Wahl von Migrant Atici in Regierung «hat Signalwirkung»
Basel-Stadt wählt Mustafa Atici in die Kantonsregierung: Für die Menschen mit Migrationshintergrund könnte dies eine Signalwirkung entfalten.
Das Wichtigste in Kürze
- Der Sozialdemokrat Mustafa Atici schafft den Sprung in die Stadtbasler Kantonsregierung.
- Er ist nicht der erste Schweizer mit Migrationshintergrund, der diesen Erfolg feiern kann.
- Polit-Analyst Mark Balsiger weiss: Die Wahl von Atici kann grosse Signalwirkung haben.
Der Sozialdemokrat Mustafa Atici schreibt Geschichte: Am Sonntag wird der kurdischstämmige Stadtbasler im zweiten Wahlgang in die Kantonsregierung gewählt – als erster Schweizer mit Migrationshintergrund.

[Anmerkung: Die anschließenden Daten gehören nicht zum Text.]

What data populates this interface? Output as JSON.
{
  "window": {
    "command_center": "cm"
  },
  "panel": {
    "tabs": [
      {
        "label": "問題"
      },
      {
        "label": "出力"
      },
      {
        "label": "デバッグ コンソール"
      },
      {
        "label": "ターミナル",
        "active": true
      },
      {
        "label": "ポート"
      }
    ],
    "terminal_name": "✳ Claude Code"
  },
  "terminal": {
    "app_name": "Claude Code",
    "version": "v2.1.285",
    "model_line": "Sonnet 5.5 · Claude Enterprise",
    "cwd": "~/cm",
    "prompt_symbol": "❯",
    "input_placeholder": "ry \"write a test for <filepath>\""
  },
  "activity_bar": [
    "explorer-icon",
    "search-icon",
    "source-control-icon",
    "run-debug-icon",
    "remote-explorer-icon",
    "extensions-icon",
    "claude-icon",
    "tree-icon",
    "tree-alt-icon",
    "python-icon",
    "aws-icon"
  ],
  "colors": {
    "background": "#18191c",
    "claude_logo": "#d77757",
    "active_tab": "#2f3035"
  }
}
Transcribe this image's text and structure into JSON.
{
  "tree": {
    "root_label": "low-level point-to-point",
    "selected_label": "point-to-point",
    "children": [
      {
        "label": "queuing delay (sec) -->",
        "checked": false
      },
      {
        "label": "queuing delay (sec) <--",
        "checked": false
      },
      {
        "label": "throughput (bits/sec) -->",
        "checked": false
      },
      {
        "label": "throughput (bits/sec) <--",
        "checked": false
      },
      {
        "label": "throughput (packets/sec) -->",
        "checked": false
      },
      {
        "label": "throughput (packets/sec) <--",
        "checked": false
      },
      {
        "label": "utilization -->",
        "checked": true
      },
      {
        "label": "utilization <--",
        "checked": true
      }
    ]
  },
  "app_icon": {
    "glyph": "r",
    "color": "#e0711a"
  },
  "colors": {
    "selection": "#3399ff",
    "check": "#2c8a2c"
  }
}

Mit 25'198 Stimmen platziert sich der Gastrounternehmer knapp vor seinem bürgerlichen Widersacher Luca Urgese: Der Freisinnige konnte 22'228 Stimmen auf sich vereinen. Abgeschlagen an dritter Stelle folgt Rechtsaussen-Exzentriker Eric Weber mit 1732 Stimmen.
Mustafa Atici als Signal für politische Partizipation
Mustafa Atici ist nicht die erste Person mit Migrationshintergrund, die den Sprung in eine Kantonsregierung schafft: 2013 beispielsweise entschied sich das Genfer Wahlvolk für den argentinischstämmigen Grünen Antonio Hodgers. 2023 wurde Ylfete Fanaj ihrerseits für die SP in die Luzerner Kantonsregierung gewählt – sie wurde im heutigen Kosovo geboren. Andere prominente Beispiele heissen Cesla Amarelle, Josef Zisyadis, Serge dal Busco, Mauro Poggia oder Jean-Nathanaël Karakash.
Polit-Analyst Mark Balsiger möchte nicht von einem neuen Trend sprechen, wie er auf Anfrage von Nau.ch erklärt: «In Regionen, in welchen der Anteil an Ausländern und eingebürgerten Migranten hoch ist, ist deren Akzeptanz generell grösser.» Entsprechend seien insbesondere die Resultate aus Basel-Stadt oder Genf keine Überraschung.
Die Zahlen zeigten aber, dass Eingebürgerte deutlich weniger am politischen Prozess teilnehmen: «Deshalb sind solche Wahlerfolge wichtig – für die jeweilige Diaspora. Für Menschen, die sich politisch engagieren möchten, kann dieser Erfolg eine Signalwirkung entfalten.»
Politische Teilhabe beginnt am Familientisch
Im Rahmen der jüngsten Nationalratswahlen konnten sich nur wenige Menschen mit Migrationshintergrund durchsetzen – trotz wachsender Anzahl aufgestellten Kandidaten. «Die Hürden bei Nationalratswahlen sind enorm hoch. Beim Zusammenstellen der Listen achten die Parteien darauf, dass sie Leute zur Kandidatur bewegen, die möglichst bekannt sind.»
Denn diese Kandidaturen hätten das Potenzial, möglichst viele Stimmen auf sich zu vereinen. «Man muss also Anlauf holen und sich beweisen», erklärt der Polit-Analyst. Letztes Jahr schafften beispielsweise Farah Rumy aus Solothurn oder Islam Alijaj aus Zürich den Sprung ins Parlament. «Wenn sich die beiden im Nationalrat durchsetzen und eine stete Präsenz in den Medien erlangen, kann das andere motivieren!»
Mit Blick auf politische Partizipation, Integration, Diversität und Chancengleichheit stelle der Wahlerfolg von Mustafa Atici also eine Chance dar: Der Stadtbasler kam als junger Erwachsener in die Schweiz – heute ist er Chef eines Catering-Unternehmens, Alt-Nationalrat und Familienvater. «Das macht in einem Land wie der Schweiz erst recht Eindruck – eine regelrechte Tellerwäscherkarriere!»
Die politische Sozialisierung sei für die Teilhabe am politischen Diskurs nämlich zentral, erklärt der Polit-Analyst und Buchautor: «Wer am Familientisch oder unter Kollegen regelmässig über Politik diskutiert, interessiert sich dafür. Das ist der erste wichtige Schritt – nicht nur für Menschen mit Migrationshintergrund.»